“White Eldorado, Black Fever” is a novel by Rais Neza Boneza ,who hails from the Katanga region, which almost broke off during independence, of the Democratic Republic of the Congo. A young boy and his friend decide to head off to the countryside to secure the “Grey Gold”, a mineral available in the Kivu region that has columbite and tantalite from which tantalum is extracted. It is highly conductive and used in a myriad of modern devices from jet planes to laptops. It is also radioactive and dangerous to secure. A novel and a conscious wake-up call, Mr. Boneza actually provides a list of all the many devices that leverage this mineral in an appendix in the back.

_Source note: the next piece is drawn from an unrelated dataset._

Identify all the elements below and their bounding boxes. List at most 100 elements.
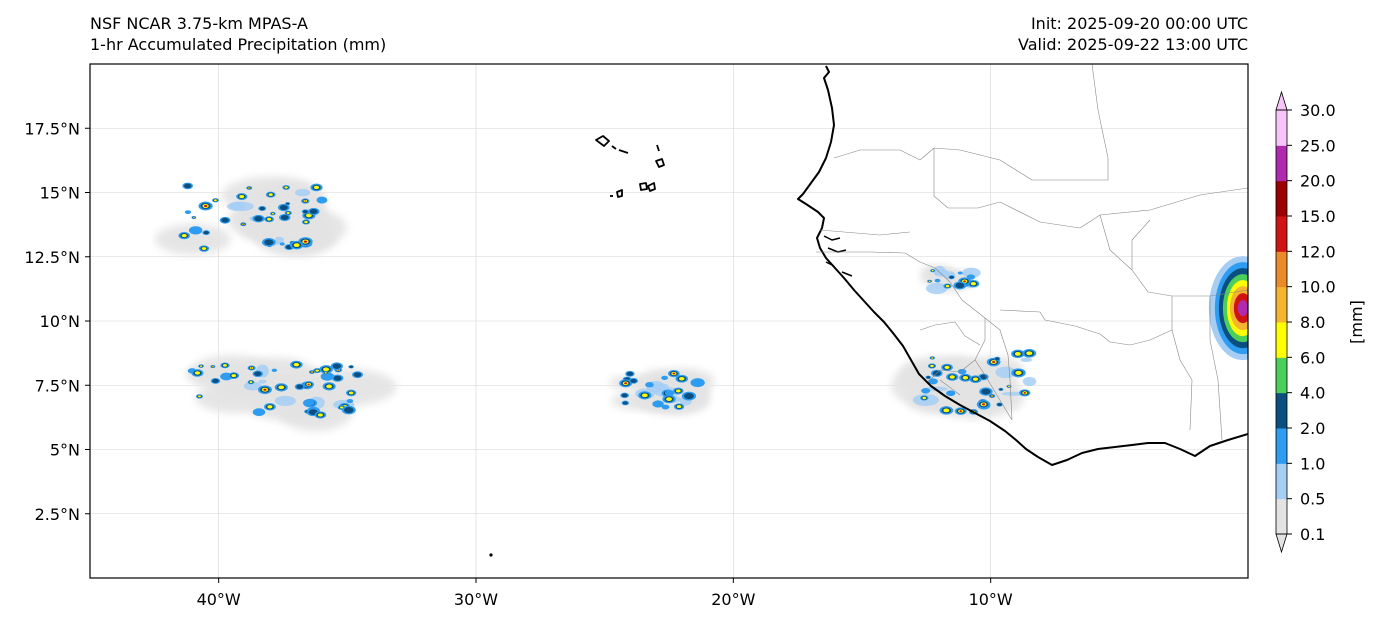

I causally began the book, not sure if I’d proceed in earnest, but was quickly drawn in. The two boys travel at the front of cargo truck and then rest in a small town before finding another ride onward. They are constantly talking to people from other tribes and struggling to find a common language with the people they encounter. They meet a doctor who has lots of questions and one of the boys doesn’t trust this man. Deeper and deeper they go towards the source of tantalum and, as expected things become ever more rudimentary, the further off the grid one goes in the eastern Congo.

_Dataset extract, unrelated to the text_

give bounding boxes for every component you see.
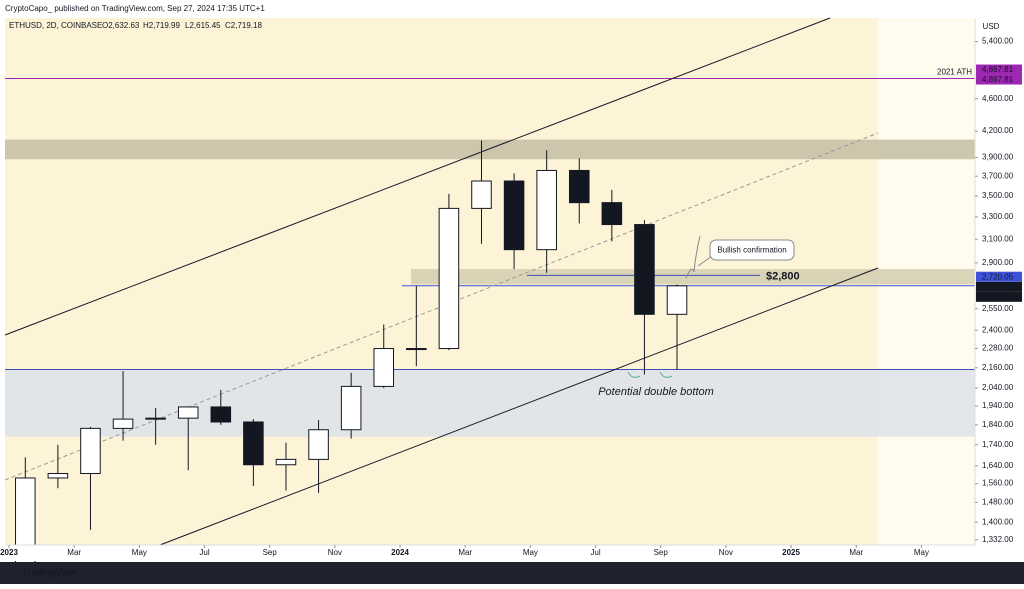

When they make the deal and purchase the mineral at a price that will net them a big success if they can get the product home, they are ecstatic. And later, when things fall apart, as they always do, we have not only the horror of what’s befallen them, but also the bitter loss of all that bounty they almost enjoyed, that lingers for the rest of the book. Something about this ephemeral wealth and sudden change of fate, seems rather topical just now. Part of the wonder of fiction is you can spend time with someone whose circumstances are more dire and less hopeful than your own and draw succor from it.

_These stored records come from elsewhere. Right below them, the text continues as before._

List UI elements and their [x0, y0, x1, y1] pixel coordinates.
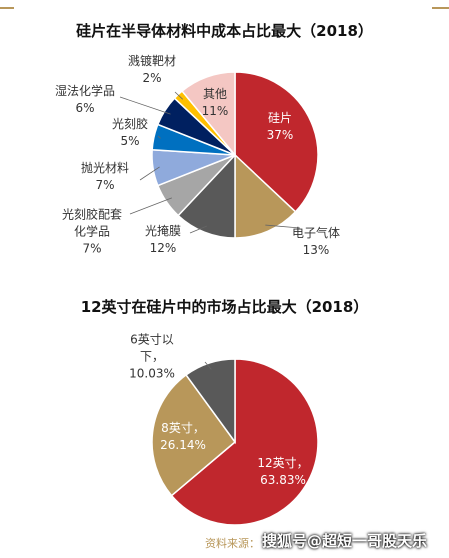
pie-slice [170, 358, 319, 526]
slice-label: 电子气体 13% [292, 225, 340, 259]
value-label: 13% [302, 243, 330, 257]
slice-label: 6英寸以下， 10.03% [119, 332, 185, 383]
value-label: 37% [266, 128, 294, 142]
leader-line [139, 166, 160, 181]
category-label: 其他 [202, 87, 228, 101]
value-label: 2% [142, 71, 162, 85]
pie-slice [181, 71, 236, 158]
value-label: 26.14% [160, 438, 206, 452]
slice-label: 8英寸， 26.14% [160, 420, 206, 454]
chart-title: 12英寸在硅片中的市场占比最大（2018） [80, 298, 369, 316]
pie-slice [151, 373, 237, 497]
value-label: 7% [95, 178, 115, 192]
category-label: 6英寸以下， [130, 332, 174, 364]
source: 资料来源： [205, 537, 260, 550]
value-label: 11% [201, 104, 229, 118]
slice-label: 硅片 37% [267, 110, 294, 144]
leader-line [119, 96, 171, 115]
leader-line [157, 135, 161, 139]
category-label: 湿法化学品 [54, 84, 116, 98]
slice-label: 光刻胶 5% [112, 116, 148, 150]
leader-line [189, 225, 208, 234]
category-label: 电子气体 [291, 226, 341, 240]
watermark: 搜狐号@超短一哥股天乐 [262, 532, 428, 550]
slice-label: 12英寸， 63.83% [257, 455, 308, 489]
category-label: 抛光材料 [80, 161, 130, 175]
value-label: 7% [82, 241, 102, 256]
value-label: 5% [120, 134, 140, 148]
pie-slice [234, 71, 319, 213]
category-label: 12英寸， [257, 456, 309, 470]
category-label: 光刻胶 [111, 117, 149, 131]
pie-slice [234, 153, 297, 239]
leader-line [129, 197, 172, 215]
slice-label: 光掩膜 12% [145, 223, 181, 257]
leader-line [204, 361, 212, 370]
slice-label: 抛光材料 7% [81, 160, 129, 194]
value-label: 63.83% [260, 473, 306, 487]
category-label: 溅镀靶材 [127, 54, 177, 68]
category-label: 光刻胶配套化学品 [61, 207, 122, 239]
slice-label: 光刻胶配套化学品 7% [59, 207, 125, 258]
chart-title: 硅片在半导体材料中成本占比最大（2018） [76, 22, 373, 40]
leader-line [174, 91, 184, 100]
category-label: 硅片 [267, 111, 293, 125]
value-label: 12% [149, 241, 177, 255]
value-label: 6% [75, 101, 95, 115]
leader-line [265, 224, 301, 229]
category-label: 8英寸， [161, 421, 205, 435]
value-label: 10.03% [129, 366, 175, 381]
slice-label: 湿法化学品 6% [55, 83, 115, 117]
category-label: 光掩膜 [144, 224, 182, 238]
slice-label: 溅镀靶材 2% [128, 53, 176, 87]
slice-label: 其他 11% [202, 86, 229, 120]
pie-slice [185, 358, 236, 445]
pie-slice [177, 153, 236, 239]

Later in the day, my mom and my stepdad came over. The Mrs. had set up a nice, distance-appropriate set of chairs around a table outside. We all wore masks, for a while and got no closer than an elbow bump. Long overdue, I enjoyed the walk around our property with my stepdad who was able to point out the call of a cardinal and correctly identify a number of the plants we had which were starting to bud. Down on the rail trail I pulled my wife and he over to show them some dandelions that had suddenly sprouted near the trailhead to our home. “That isn’t a dandelion”, he suggested. “That is . . . coltsfoot. You can tell the base of the plant doesn’t have the same leaves as a dandelion.” And indeed, as I looked closer this was all very clear. Skunk cabbage, trout lilies, coltsfoot, someone must have had fun naming all these plants when they came across them for the first time with the English language.